More significantly than that, modern solutions will analyse historical data by customer, for example, to determine how long specific customers actually take to pay. Some pay on 45 days even though they're on a 30-day contract. There's no need to police those invoices because you can rely on them to pay. Policing them just costs you time and money and could even turn loyal customers away. And you can use the same approach to forecast payables for your own business.
These are big advantages to smaller and medium businesses. For many it can be a struggle to get on top of their current business situation; everything from cash flow to KPIs, branch sales to specific product sales, or contract management and staying on top of recurring expenses.

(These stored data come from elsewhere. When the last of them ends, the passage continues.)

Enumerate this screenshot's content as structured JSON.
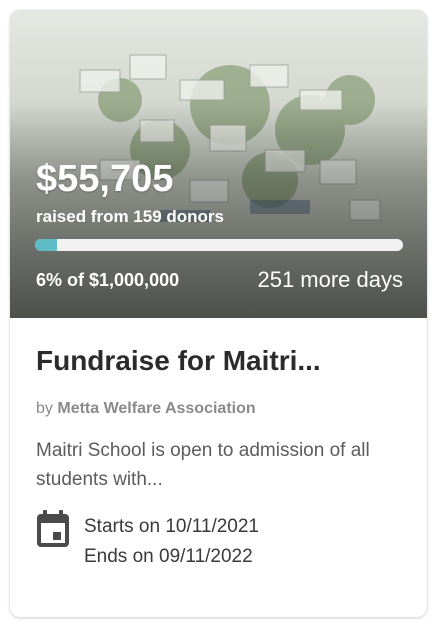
{
  "campaign": {
    "amount_raised": "$55,705",
    "raised_text": "raised from 159 donors",
    "progress_fraction": 0.06,
    "percent_text": "6% of $1,000,000",
    "days_left_text": "251 more days",
    "title": "Fundraise for Maitri...",
    "by_prefix": "by",
    "organizer": "Metta Welfare Association",
    "description": "Maitri School is open to admission of all students with...",
    "starts_text": "Starts on 10/11/2021",
    "ends_text": "Ends on 09/11/2022"
  },
  "colors": {
    "progress_fill": "#5fbcc7",
    "progress_track": "#f2f2f2",
    "title": "#2b2b2b",
    "muted": "#8a8a8a",
    "icon": "#4a4a4a"
  },
  "icons": {
    "calendar": "calendar-icon"
  }
}
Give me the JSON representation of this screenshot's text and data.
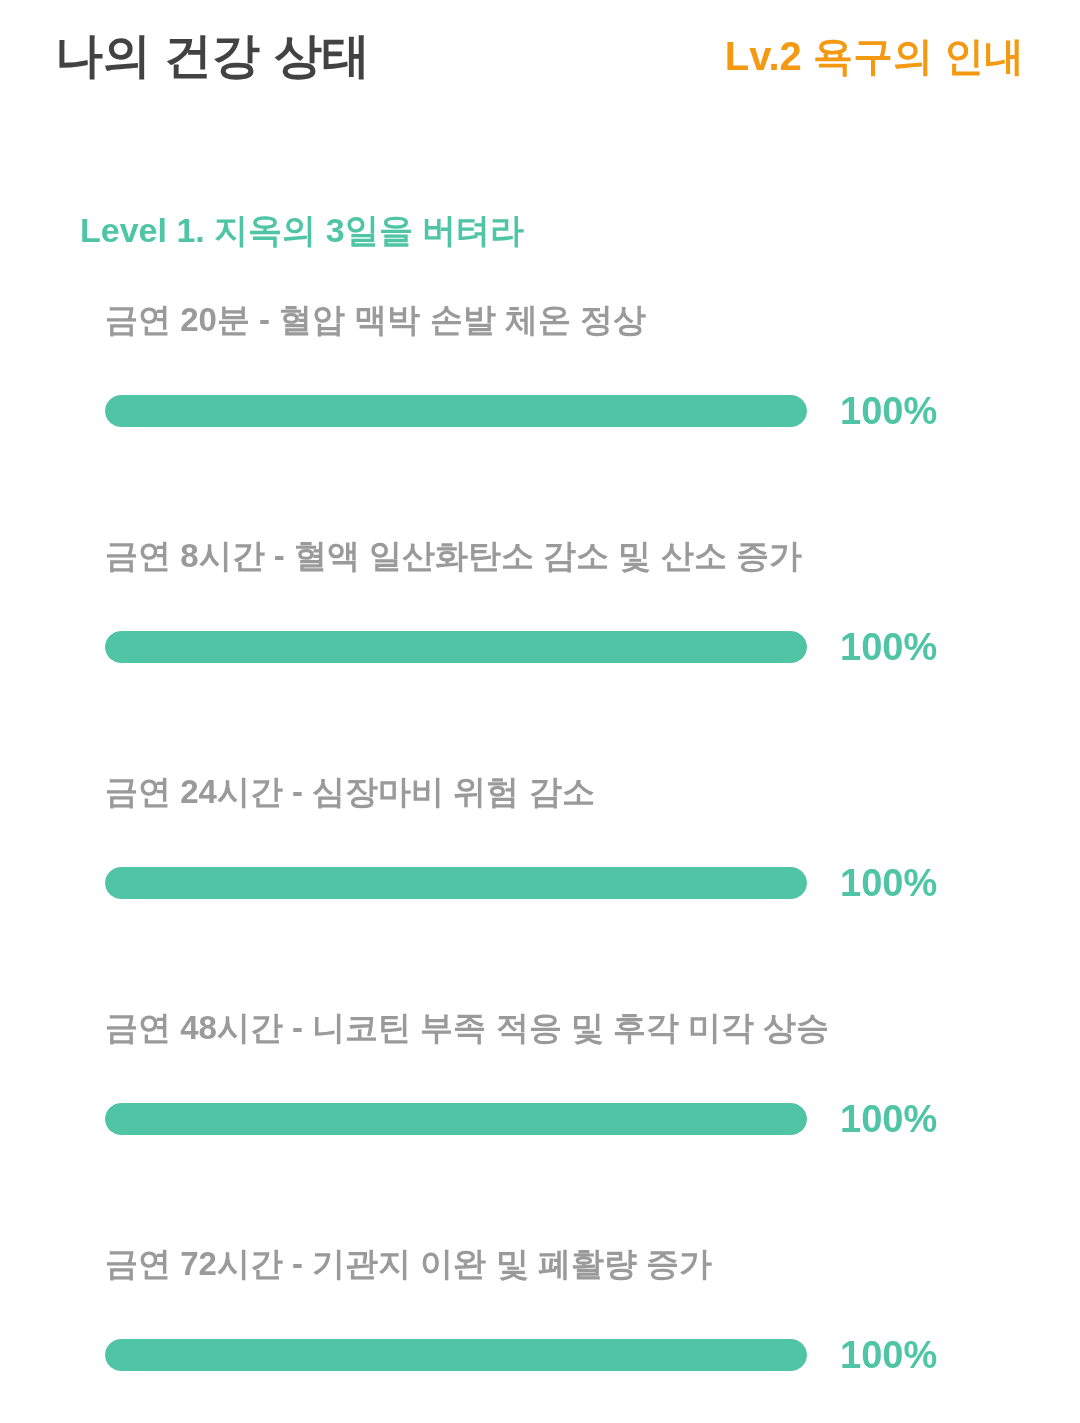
{
  "header": {
    "title": "나의 건강 상태",
    "level_badge": "Lv.2 욕구의 인내"
  },
  "section": {
    "title": "Level 1. 지옥의 3일을 버텨라",
    "milestones": [
      {
        "label": "금연 20분 - 혈압 맥박 손발 체온 정상",
        "level": 1,
        "reading": "100%"
      },
      {
        "label": "금연 8시간 - 혈액 일산화탄소 감소 및 산소 증가",
        "level": 1,
        "reading": "100%"
      },
      {
        "label": "금연 24시간 - 심장마비 위험 감소",
        "level": 1,
        "reading": "100%"
      },
      {
        "label": "금연 48시간 - 니코틴 부족 적응 및 후각 미각 상승",
        "level": 1,
        "reading": "100%"
      },
      {
        "label": "금연 72시간 - 기관지 이완 및 폐활량 증가",
        "level": 1,
        "reading": "100%"
      }
    ]
  }
}
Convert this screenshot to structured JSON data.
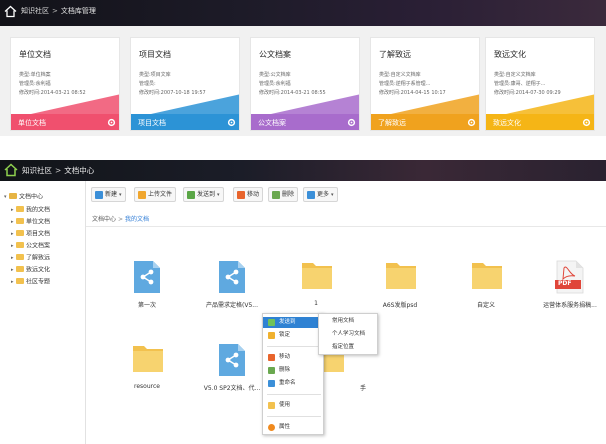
{
  "top_panel": {
    "breadcrumb": [
      "知识社区",
      "文档库管理"
    ],
    "cards": [
      {
        "title": "单位文档",
        "type": "类型:单位档案",
        "manager": "管理员:余利福",
        "modified": "修改时间:2014-03-21 08:52",
        "button": "单位文档",
        "color": "#f0506e"
      },
      {
        "title": "项目文档",
        "type": "类型:项目文库",
        "manager": "管理员:",
        "modified": "修改时间:2007-10-18 19:57",
        "button": "项目文档",
        "color": "#2c93d6"
      },
      {
        "title": "公文档案",
        "type": "类型:公文档库",
        "manager": "管理员:余利福",
        "modified": "修改时间:2014-03-21 08:55",
        "button": "公文档案",
        "color": "#a86ccc"
      },
      {
        "title": "了解致远",
        "type": "类型:自定义文档库",
        "manager": "管理员:逆翔子系管理...",
        "modified": "修改时间:2014-04-15 10:17",
        "button": "了解致远",
        "color": "#f0a21e"
      },
      {
        "title": "致远文化",
        "type": "类型:自定义文档库",
        "manager": "管理员:康哥、逆翔子...",
        "modified": "修改时间:2014-07-30 09:29",
        "button": "致远文化",
        "color": "#f5b516"
      }
    ]
  },
  "bottom_panel": {
    "breadcrumb": [
      "知识社区",
      "文档中心"
    ],
    "tree": {
      "root": "文档中心",
      "items": [
        "我的文档",
        "单位文档",
        "项目文档",
        "公文档案",
        "了解致远",
        "致远文化",
        "社区专题"
      ]
    },
    "toolbar": {
      "new": "新建",
      "upload": "上传文件",
      "send_to": "发送到",
      "move": "移动",
      "delete": "删除",
      "more": "更多"
    },
    "sub_breadcrumb": [
      "文档中心",
      "我的文档"
    ],
    "files": [
      {
        "name": "第一次",
        "kind": "doc"
      },
      {
        "name": "产品需求定格(V5...",
        "kind": "doc"
      },
      {
        "name": "1",
        "kind": "folder"
      },
      {
        "name": "A6S发版psd",
        "kind": "folder"
      },
      {
        "name": "自定义",
        "kind": "folder"
      },
      {
        "name": "运营体系服务捐稿...",
        "kind": "pdf"
      },
      {
        "name": "resource",
        "kind": "folder"
      },
      {
        "name": "V5.0 SP2文档、代...",
        "kind": "doc"
      },
      {
        "name": "手",
        "kind": "folder"
      }
    ],
    "pdf_badge": "PDF",
    "context_menu": {
      "items": [
        "发送到",
        "锁定",
        "移动",
        "删除",
        "重命名",
        "使用",
        "属性"
      ],
      "submenu": [
        "常用文档",
        "个人学习文档",
        "指定位置"
      ]
    }
  }
}
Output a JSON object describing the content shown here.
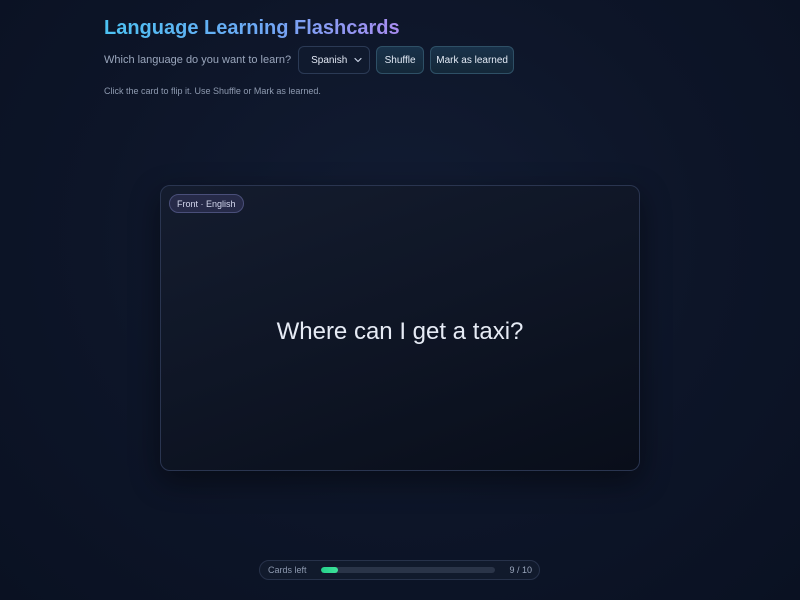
{
  "app": {
    "title": "Language Learning Flashcards"
  },
  "controls": {
    "language_label": "Which language do you want to learn?",
    "language_selected": "Spanish",
    "shuffle_label": "Shuffle",
    "mark_learned_label": "Mark as learned"
  },
  "hint": "Click the card to flip it. Use Shuffle or Mark as learned.",
  "card": {
    "side_badge": "Front · English",
    "text": "Where can I get a taxi?"
  },
  "progress": {
    "label": "Cards left",
    "count_text": "9 / 10",
    "learned_fraction": 0.1
  },
  "icons": {
    "select_chevron": "chevron-down-icon"
  },
  "colors": {
    "accent_green": "#2fd68f",
    "title_gradient_start": "#4cc2f2",
    "title_gradient_end": "#a98cf0",
    "background": "#0d1528"
  }
}
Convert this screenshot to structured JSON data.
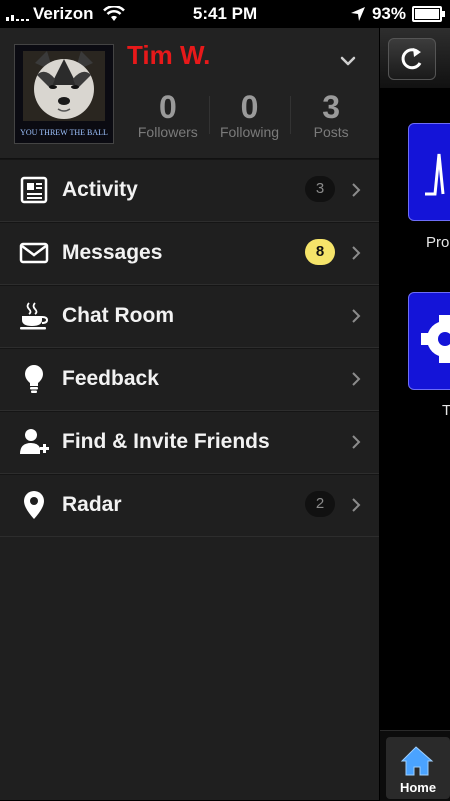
{
  "status_bar": {
    "carrier": "Verizon",
    "time": "5:41 PM",
    "battery": "93%",
    "battery_level": 0.93
  },
  "profile": {
    "name": "Tim W.",
    "avatar_caption": "YOU THREW THE BALL",
    "stats": [
      {
        "value": "0",
        "label": "Followers"
      },
      {
        "value": "0",
        "label": "Following"
      },
      {
        "value": "3",
        "label": "Posts"
      }
    ]
  },
  "menu": [
    {
      "label": "Activity",
      "icon": "newspaper-icon",
      "badge": "3",
      "badge_style": "dark"
    },
    {
      "label": "Messages",
      "icon": "envelope-icon",
      "badge": "8",
      "badge_style": "yellow"
    },
    {
      "label": "Chat Room",
      "icon": "coffee-cup-icon",
      "badge": null
    },
    {
      "label": "Feedback",
      "icon": "lightbulb-icon",
      "badge": null
    },
    {
      "label": "Find & Invite Friends",
      "icon": "add-user-icon",
      "badge": null
    },
    {
      "label": "Radar",
      "icon": "map-pin-icon",
      "badge": "2",
      "badge_style": "dark"
    }
  ],
  "content": {
    "tiles": [
      {
        "label": "Pro"
      },
      {
        "label": "T"
      }
    ],
    "tab_home": "Home"
  },
  "colors": {
    "name": "#e8191a",
    "tile": "#1414d8",
    "badge_yellow": "#f5e46a"
  }
}
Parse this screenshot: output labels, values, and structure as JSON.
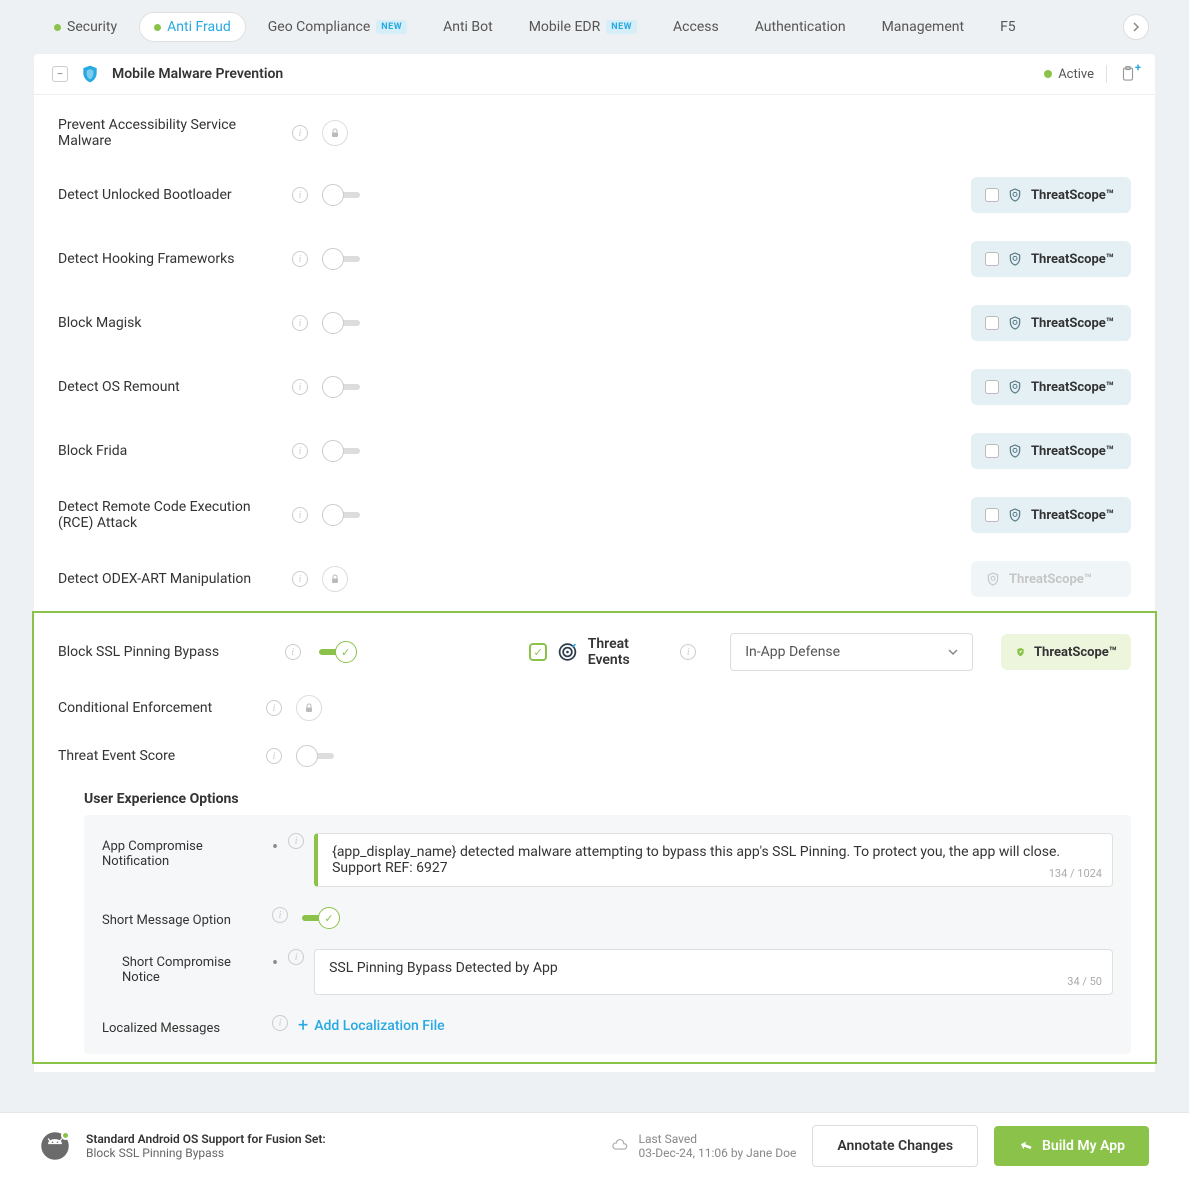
{
  "tabs": [
    {
      "label": "Security",
      "dot": true
    },
    {
      "label": "Anti Fraud",
      "dot": true,
      "active": true
    },
    {
      "label": "Geo Compliance",
      "badge": "NEW"
    },
    {
      "label": "Anti Bot"
    },
    {
      "label": "Mobile EDR",
      "badge": "NEW"
    },
    {
      "label": "Access"
    },
    {
      "label": "Authentication"
    },
    {
      "label": "Management"
    },
    {
      "label": "F5"
    }
  ],
  "panel": {
    "title": "Mobile Malware Prevention",
    "status": "Active"
  },
  "threatscope_label": "ThreatScope™",
  "rows": [
    {
      "label": "Prevent Accessibility Service Malware",
      "locked": true
    },
    {
      "label": "Detect Unlocked Bootloader",
      "toggle": "off",
      "ts": true
    },
    {
      "label": "Detect Hooking Frameworks",
      "toggle": "off",
      "ts": true
    },
    {
      "label": "Block Magisk",
      "toggle": "off",
      "ts": true
    },
    {
      "label": "Detect OS Remount",
      "toggle": "off",
      "ts": true
    },
    {
      "label": "Block Frida",
      "toggle": "off",
      "ts": true
    },
    {
      "label": "Detect Remote Code Execution (RCE) Attack",
      "toggle": "off",
      "ts": true
    },
    {
      "label": "Detect ODEX-ART Manipulation",
      "locked": true,
      "ts": true,
      "ts_disabled": true
    }
  ],
  "expanded": {
    "label": "Block SSL Pinning Bypass",
    "threat_events_label": "Threat Events",
    "select_value": "In-App Defense",
    "conditional_label": "Conditional Enforcement",
    "score_label": "Threat Event Score",
    "ux_header": "User Experience Options",
    "notif_label": "App Compromise Notification",
    "notif_text": "{app_display_name} detected malware attempting to bypass this app's SSL Pinning. To protect you, the app will close. Support REF: 6927",
    "notif_counter": "134 / 1024",
    "short_opt_label": "Short Message Option",
    "short_notice_label": "Short Compromise Notice",
    "short_notice_text": "SSL Pinning Bypass Detected by App",
    "short_notice_counter": "34 / 50",
    "localized_label": "Localized Messages",
    "add_localization": "Add Localization File"
  },
  "footer": {
    "fusion_line1": "Standard Android OS Support for Fusion Set:",
    "fusion_line2": "Block SSL Pinning Bypass",
    "last_saved_label": "Last Saved",
    "last_saved_value": "03-Dec-24, 11:06 by Jane Doe",
    "annotate": "Annotate Changes",
    "build": "Build My App"
  }
}
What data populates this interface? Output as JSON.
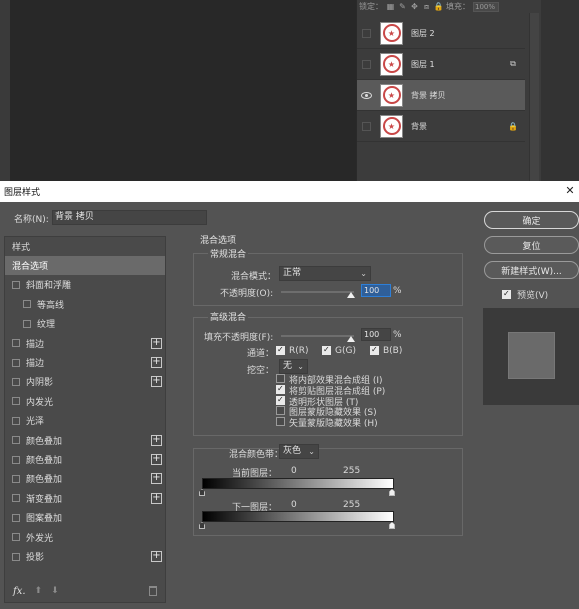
{
  "layers_panel": {
    "lock_label": "锁定：",
    "fill_label": "填充：",
    "fill_value": "100%",
    "layers": [
      {
        "name": "图层 2",
        "visible": false,
        "badge": "",
        "selected": false
      },
      {
        "name": "图层 1",
        "visible": false,
        "badge": "⧉",
        "selected": false
      },
      {
        "name": "背景 拷贝",
        "visible": true,
        "badge": "",
        "selected": true
      },
      {
        "name": "背景",
        "visible": false,
        "badge": "🔒",
        "selected": false
      }
    ]
  },
  "dialog": {
    "title": "图层样式",
    "close_icon": "close-icon",
    "name_label": "名称(N):",
    "name_value": "背景 拷贝",
    "style_list": {
      "header": "样式",
      "items": [
        {
          "label": "混合选项",
          "active": true,
          "checkbox": false,
          "indent": false,
          "plus": false
        },
        {
          "label": "斜面和浮雕",
          "active": false,
          "checkbox": true,
          "indent": false,
          "plus": false
        },
        {
          "label": "等高线",
          "active": false,
          "checkbox": true,
          "indent": true,
          "plus": false
        },
        {
          "label": "纹理",
          "active": false,
          "checkbox": true,
          "indent": true,
          "plus": false
        },
        {
          "label": "描边",
          "active": false,
          "checkbox": true,
          "indent": false,
          "plus": true
        },
        {
          "label": "描边",
          "active": false,
          "checkbox": true,
          "indent": false,
          "plus": true
        },
        {
          "label": "内阴影",
          "active": false,
          "checkbox": true,
          "indent": false,
          "plus": true
        },
        {
          "label": "内发光",
          "active": false,
          "checkbox": true,
          "indent": false,
          "plus": false
        },
        {
          "label": "光泽",
          "active": false,
          "checkbox": true,
          "indent": false,
          "plus": false
        },
        {
          "label": "颜色叠加",
          "active": false,
          "checkbox": true,
          "indent": false,
          "plus": true
        },
        {
          "label": "颜色叠加",
          "active": false,
          "checkbox": true,
          "indent": false,
          "plus": true
        },
        {
          "label": "颜色叠加",
          "active": false,
          "checkbox": true,
          "indent": false,
          "plus": true
        },
        {
          "label": "渐变叠加",
          "active": false,
          "checkbox": true,
          "indent": false,
          "plus": true
        },
        {
          "label": "图案叠加",
          "active": false,
          "checkbox": true,
          "indent": false,
          "plus": false
        },
        {
          "label": "外发光",
          "active": false,
          "checkbox": true,
          "indent": false,
          "plus": false
        },
        {
          "label": "投影",
          "active": false,
          "checkbox": true,
          "indent": false,
          "plus": true
        }
      ],
      "fx_label": "fx."
    },
    "blend_options": {
      "title": "混合选项",
      "general": {
        "title": "常规混合",
        "mode_label": "混合模式：",
        "mode_value": "正常",
        "opacity_label": "不透明度(O):",
        "opacity_value": "100",
        "opacity_level": 1.0,
        "unit": "%"
      },
      "advanced": {
        "title": "高级混合",
        "fill_label": "填充不透明度(F):",
        "fill_value": "100",
        "fill_level": 1.0,
        "unit": "%",
        "channels_label": "通道：",
        "channels": [
          {
            "label": "R(R)",
            "checked": true
          },
          {
            "label": "G(G)",
            "checked": true
          },
          {
            "label": "B(B)",
            "checked": true
          }
        ],
        "knockout_label": "挖空：",
        "knockout_value": "无",
        "options": [
          {
            "label": "将内部效果混合成组 (I)",
            "checked": false
          },
          {
            "label": "将剪贴图层混合成组 (P)",
            "checked": true
          },
          {
            "label": "透明形状图层 (T)",
            "checked": true
          },
          {
            "label": "图层蒙版隐藏效果 (S)",
            "checked": false
          },
          {
            "label": "矢量蒙版隐藏效果 (H)",
            "checked": false
          }
        ]
      },
      "blend_if": {
        "label": "混合颜色带：",
        "value": "灰色",
        "this_layer_label": "当前图层：",
        "this_layer_min": "0",
        "this_layer_max": "255",
        "underlying_label": "下一图层：",
        "underlying_min": "0",
        "underlying_max": "255"
      }
    },
    "buttons": {
      "ok": "确定",
      "reset": "复位",
      "new_style": "新建样式(W)...",
      "preview_label": "预览(V)",
      "preview_checked": true
    }
  }
}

The analytics dashboards available to smaller operations today are more intelligent than ever before and they can be automated to a far greater extent. Getting visibility into the type of information they share at a glance, even on a mobile platform like a smartphone, is like comparing travel by steam train to jet aircraft. It used to take the accountants at small to medium businesses hours to days or even weeks to be able to gather all the data, massage it in spreadsheets, then present it to the executives. But, now you don't have to work with spreadsheets or get IT to write reports.
This type of cost-effective dashboard analytics is eminently possible today because of cloud services, infrastructure as a service (IaaS), and the digital technologies of the fourth industrial revolution that significantly reduce the barriers to entry.
Businesses use these dashboards in a variety of ways. One business I worked with used the dashboard to reduce its inventory of slow-moving items by 50% and released R30 million in working capital as a result. Others use the dashboard to identify areas of poor growth, eliminating unnecessary low value debit orders, and to help them analyse supplier B-BBEE certifications.
It can be difficult for many organisations to track these issues when they grow even modestly. But, while it required much elbow grease and a few late nights to identify and deal with these issues in the past, that need no longer be the case. The solutions are within reach and many companies are beginning to use them. That's why Gartner says dashboards remain the number one business intelligence (BI) and analytics tool, even for large enterprises. And using them means instant access to all the important information to make the right decisions to weather the recessionary storm.